In his lectures on Raja Yoga, Swami Vivekananda provides an extended description of the Yoga Sutras of Patanjali and their meaning. To a great extent, this text is a primer on the power of concentration and its application for the practitioner of Yoga. Raja Yoga can be seen as the art and science of concentration. One of the powers described by Swami Vivekananda is “samyama’, essentially a total, absorbed concentration on any object which results in the complete knowing by identity of whatever was the focus of the concentration.

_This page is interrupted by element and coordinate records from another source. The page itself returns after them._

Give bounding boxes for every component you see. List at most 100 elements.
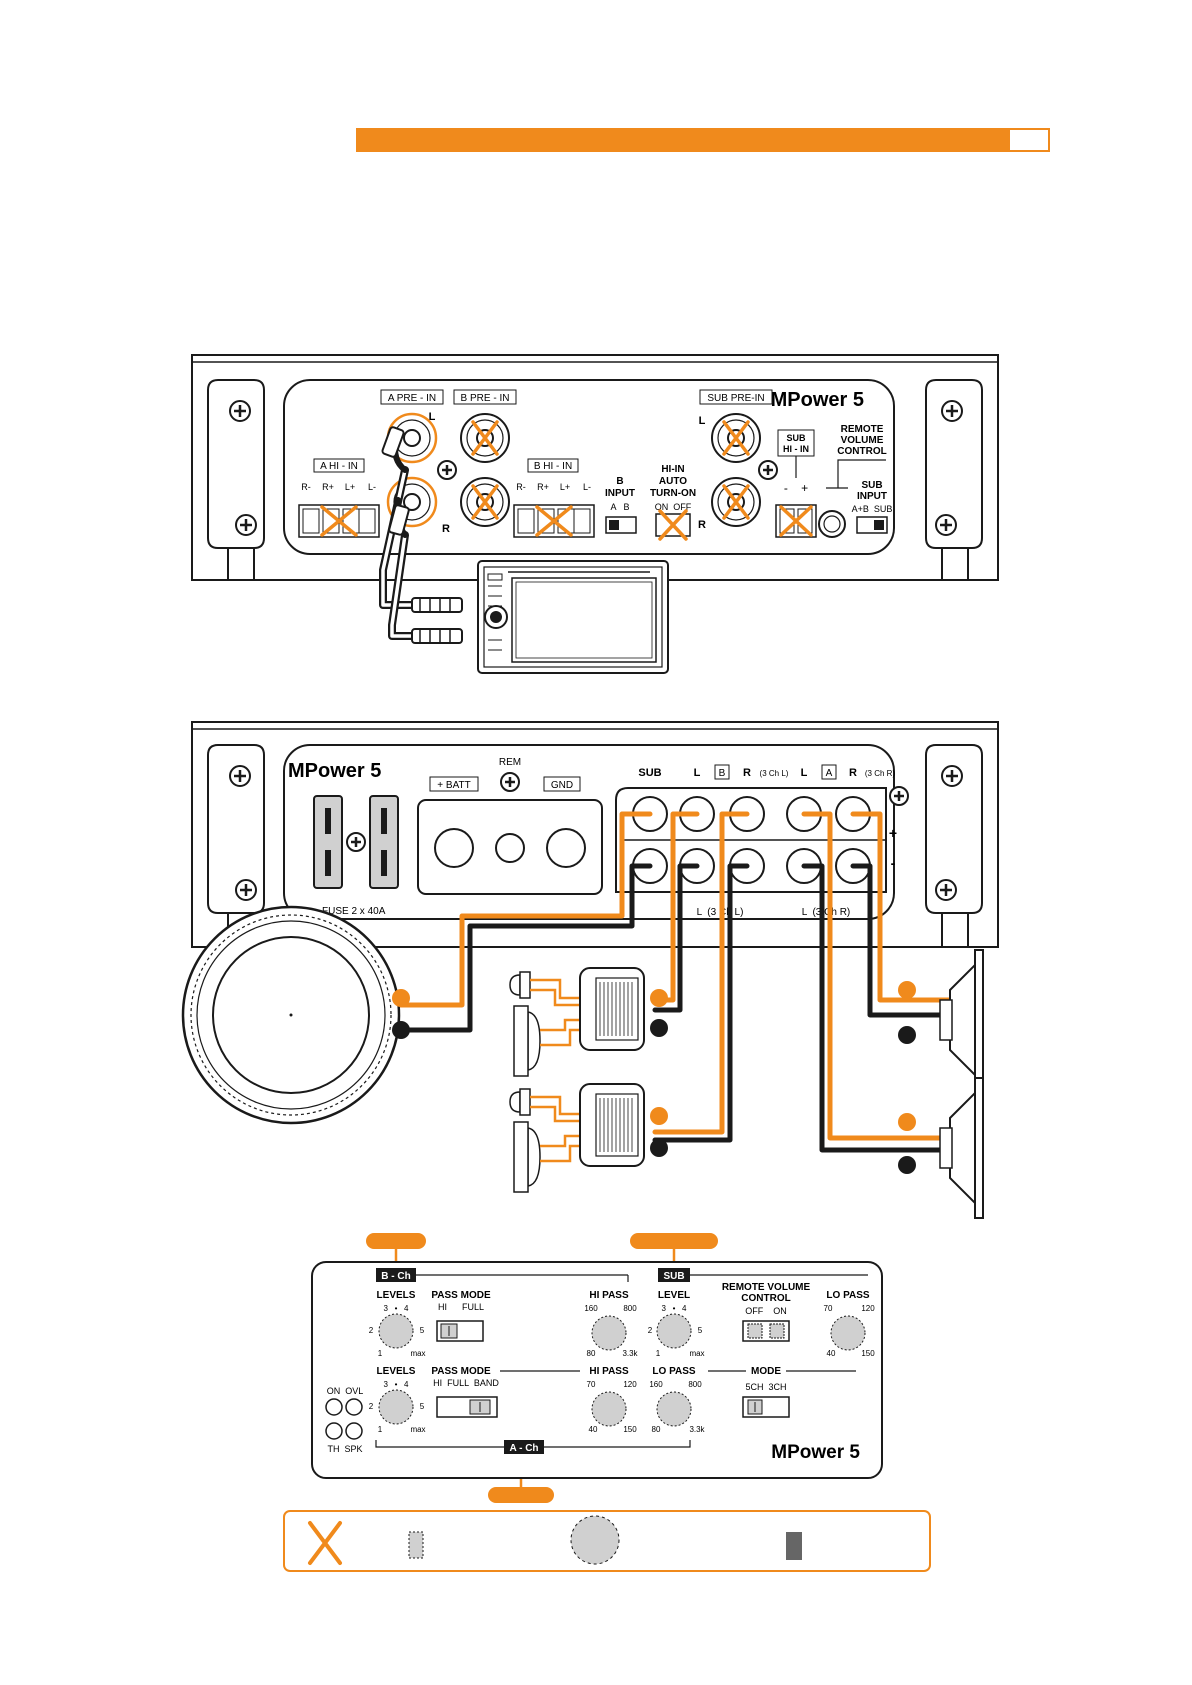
sub-level-knob[interactable] <box>656 1313 692 1349</box>
led-top-labels: ON OVL <box>327 1386 364 1396</box>
mode-switch[interactable] <box>742 1396 790 1418</box>
b-hi-pass-knob[interactable] <box>591 1315 627 1351</box>
knob-scale: 800 <box>623 1304 637 1313</box>
header-bar <box>356 128 1050 152</box>
a-hi-in-label: A HI - IN <box>320 461 358 472</box>
sub-label-l: L <box>699 415 706 427</box>
knob-scale: 120 <box>623 1380 637 1389</box>
hi-in-auto-switch[interactable] <box>655 509 691 541</box>
a-hi-pass-knob[interactable] <box>591 1391 627 1427</box>
b-pass-mode-switch[interactable] <box>436 1320 484 1342</box>
head-unit <box>477 560 669 674</box>
batt-terminal <box>434 828 474 868</box>
knob-scale: 40 <box>589 1425 598 1434</box>
remote-volume-label: REMOTE <box>841 424 884 435</box>
knob-scale: 3.3k <box>689 1425 705 1434</box>
b-levels-label: LEVELS <box>377 1290 416 1301</box>
b-pass-mode-label: PASS MODE <box>431 1290 491 1301</box>
sub-hi-in-label: HI - IN <box>783 444 809 454</box>
legend-switch-position <box>786 1532 802 1560</box>
screw-icon <box>935 514 957 536</box>
remote-volume-label: REMOTE VOLUME <box>722 1282 811 1293</box>
b-hi-in-pin: R+ <box>537 482 549 492</box>
component-set-1 <box>509 967 645 1077</box>
spk2-positive-dot <box>898 1113 916 1131</box>
fuse-label: FUSE 2 x 40A <box>322 906 386 917</box>
speaker-side-2 <box>939 1077 984 1219</box>
control-brand: MPower 5 <box>771 1442 860 1463</box>
callout-pill <box>488 1487 554 1503</box>
b-pre-in-label: B PRE - IN <box>461 393 510 404</box>
a-hi-in-pin: R- <box>301 482 311 492</box>
hi-in-auto-title: AUTO <box>659 476 687 487</box>
screw-icon <box>941 400 963 422</box>
comp2-negative-dot <box>650 1139 668 1157</box>
out-b-r-sub: (3 Ch L) <box>760 769 789 778</box>
a-pass-mode-switch[interactable] <box>436 1396 498 1418</box>
b-ch-label: B - Ch <box>381 1271 410 1282</box>
bottom-l2-label: L (3 Ch R) <box>802 907 851 918</box>
hi-in-auto-title: HI-IN <box>661 464 684 475</box>
a-levels-knob[interactable] <box>378 1389 414 1425</box>
rca-plug-icon <box>411 597 463 644</box>
component-set-2 <box>509 1083 645 1193</box>
page-number-box <box>1010 130 1048 150</box>
screw-icon <box>346 832 366 852</box>
out-a-r-sub: (3 Ch R) <box>865 769 896 778</box>
remote-volume-switch[interactable] <box>742 1320 790 1342</box>
knob-scale: 3 • 4 <box>661 1304 687 1313</box>
knob-scale: 150 <box>623 1425 637 1434</box>
knob-scale: 40 <box>827 1349 836 1358</box>
sub-pre-in-label: SUB PRE-IN <box>707 393 764 404</box>
callout-pill <box>366 1233 426 1249</box>
knob-scale: 2 <box>369 1326 374 1335</box>
sub-input-title: INPUT <box>857 491 887 502</box>
b-hi-in-label: B HI - IN <box>534 461 572 472</box>
knob-scale: 1 <box>378 1425 383 1434</box>
rem-terminal <box>495 833 525 863</box>
out-sub-label: SUB <box>638 767 661 779</box>
a-pass-mode-label: PASS MODE <box>431 1366 491 1377</box>
output-terminal <box>786 796 822 884</box>
sub-lo-pass-label: LO PASS <box>826 1290 869 1301</box>
knob-scale: 1 <box>378 1349 383 1358</box>
screw-icon <box>935 879 957 901</box>
knob-scale: 120 <box>861 1304 875 1313</box>
b-hi-in-pin: L+ <box>560 482 570 492</box>
mode-options: 5CH 3CH <box>745 1382 786 1392</box>
sub-input-options: A+B SUB <box>852 504 893 514</box>
out-b-l-label: L <box>694 767 701 779</box>
a-lo-pass-knob[interactable] <box>656 1391 692 1427</box>
gnd-label: GND <box>551 780 573 791</box>
rca-plug-icon <box>381 426 410 536</box>
knob-scale: 150 <box>861 1349 875 1358</box>
b-input-switch[interactable] <box>605 516 637 534</box>
knob-scale: 160 <box>584 1304 598 1313</box>
remote-volume-label: CONTROL <box>741 1293 790 1304</box>
control-panel: B - Ch SUB A - Ch LEVELS 3 • 4 2 5 1 max… <box>311 1233 883 1503</box>
screw-icon <box>437 460 457 480</box>
sub-input-switch[interactable] <box>856 516 888 534</box>
b-levels-knob[interactable] <box>378 1313 414 1349</box>
a-hi-pass-label: HI PASS <box>589 1366 629 1377</box>
knob-scale: 70 <box>587 1380 596 1389</box>
a-hi-in-pin: L+ <box>345 482 355 492</box>
sub-hi-in-connector <box>775 504 817 538</box>
knob-scale: 80 <box>587 1349 596 1358</box>
remote-volume-label: VOLUME <box>841 435 884 446</box>
batt-label: + BATT <box>437 780 470 791</box>
sub-level-label: LEVEL <box>658 1290 690 1301</box>
a-pass-mode-options: HI FULL BAND <box>433 1378 499 1388</box>
screw-icon <box>235 879 257 901</box>
sub-hi-in-label: SUB <box>786 433 806 443</box>
top-brand: MPower 5 <box>771 389 864 411</box>
a-levels-label: LEVELS <box>377 1366 416 1377</box>
hi-in-auto-title: TURN-ON <box>650 488 696 499</box>
b-input-title: INPUT <box>605 488 635 499</box>
b-hi-in-connector <box>513 504 595 538</box>
legend-box <box>283 1510 931 1572</box>
a-ch-label: A - Ch <box>509 1443 538 1454</box>
sub-lo-pass-knob[interactable] <box>830 1315 866 1351</box>
hi-in-auto-options: ON OFF <box>655 502 692 512</box>
bottom-brand: MPower 5 <box>288 760 381 782</box>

In the Taittiriya Upanishad, the disciple is urged to undertake “concentration in thought”, as translated by Sri Aurobindo, because “concentration in thought is the Eternal.” The power of concentration is central to any practice of the Yoga of Knowledge.

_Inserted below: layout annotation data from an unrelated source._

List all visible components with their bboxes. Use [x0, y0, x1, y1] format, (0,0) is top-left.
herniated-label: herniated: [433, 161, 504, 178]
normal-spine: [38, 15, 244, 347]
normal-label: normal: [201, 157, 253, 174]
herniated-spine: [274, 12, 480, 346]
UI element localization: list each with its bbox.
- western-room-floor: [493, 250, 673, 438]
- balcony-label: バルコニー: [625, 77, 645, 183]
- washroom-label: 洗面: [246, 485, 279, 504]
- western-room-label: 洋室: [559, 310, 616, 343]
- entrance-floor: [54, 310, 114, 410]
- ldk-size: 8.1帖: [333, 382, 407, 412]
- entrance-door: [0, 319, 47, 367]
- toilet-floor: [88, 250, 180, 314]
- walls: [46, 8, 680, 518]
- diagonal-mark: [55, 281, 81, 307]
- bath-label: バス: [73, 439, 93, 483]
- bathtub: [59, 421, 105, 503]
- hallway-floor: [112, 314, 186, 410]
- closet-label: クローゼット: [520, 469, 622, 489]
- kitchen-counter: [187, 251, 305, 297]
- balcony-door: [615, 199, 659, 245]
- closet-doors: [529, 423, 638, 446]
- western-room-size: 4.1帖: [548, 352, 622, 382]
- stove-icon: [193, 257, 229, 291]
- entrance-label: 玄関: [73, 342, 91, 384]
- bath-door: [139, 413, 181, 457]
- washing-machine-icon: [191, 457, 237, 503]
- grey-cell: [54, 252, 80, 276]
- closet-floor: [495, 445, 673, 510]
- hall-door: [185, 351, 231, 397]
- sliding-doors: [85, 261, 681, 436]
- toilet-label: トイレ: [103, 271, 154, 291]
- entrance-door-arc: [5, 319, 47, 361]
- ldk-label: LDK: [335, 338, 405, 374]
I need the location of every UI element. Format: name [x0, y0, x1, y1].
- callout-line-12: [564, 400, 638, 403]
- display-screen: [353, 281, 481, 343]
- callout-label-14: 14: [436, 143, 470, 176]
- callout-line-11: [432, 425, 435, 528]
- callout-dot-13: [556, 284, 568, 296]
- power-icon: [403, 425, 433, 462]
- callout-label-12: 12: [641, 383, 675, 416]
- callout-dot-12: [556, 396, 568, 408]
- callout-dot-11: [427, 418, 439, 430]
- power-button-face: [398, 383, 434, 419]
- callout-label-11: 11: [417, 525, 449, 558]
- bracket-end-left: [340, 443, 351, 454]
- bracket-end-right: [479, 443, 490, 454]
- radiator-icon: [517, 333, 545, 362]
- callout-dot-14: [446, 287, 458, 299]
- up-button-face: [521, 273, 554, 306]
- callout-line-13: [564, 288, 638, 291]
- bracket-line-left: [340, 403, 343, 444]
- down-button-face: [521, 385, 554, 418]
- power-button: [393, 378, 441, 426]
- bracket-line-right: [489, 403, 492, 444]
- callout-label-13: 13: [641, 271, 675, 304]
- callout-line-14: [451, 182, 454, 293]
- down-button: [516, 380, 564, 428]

Sri Aurobindo provides a description of three powers of concentration in achieving the spiritual aim: “By concentration on anything whatsoever we are able to know that thing, to make it deliver up its concealed secrets; we must use this power to know not things, but the one Thing-in-itself. By concentration again the whole will can be gathered up fro the acquisition of that which is still ungrasped, still beyond us; this power, if it is sufficiently trained, sufficiently single-minded, sufficiently sincere, sure of itself, faithful to itself alone, absolute in faith, we can use for the acquisition of any object whatsoever; but we ought to use it not for the acquisition of the many objects which the world offers to us, but to grasp spiritually that one object worthy of pursuit which is also the one subject worthy of knowledge. By concentration of our whole being on one status of itself, we can become whatever we choose; we can become, for instance, even if we were before a mass of weaknesses and fear, a mass instead of strength and courage, or we can become all a great purity, holiness and peace or a single universal soul of Love; but we ought, it is said, to use this power to become not even these things, high as they may be in comparison with what we now are, but rather to become that which is above all things and free from all action and attributes, the pure and absolute Being.” These three powers, when applied to the highest aim set forth for the Yoga of knowledge, become the way, the path and the method of the Yogic process.

Understanding and wielding the power of concentration, however, is important not just for the practice of the traditional Yoga of knowledge, but has its benefits for the integral Yoga as well, when one recognizes that the aim of the Yoga of knowledge, essentially a renunciation of the world, does not entirely agree with the premise of the integral Yoga which seeks to unify the inner and the outer, the spiritual and the material, the One and the many, and transform all life, not through renunciation of that life, but through spiritual action, into a pure expression of the Divine Being in manifestation.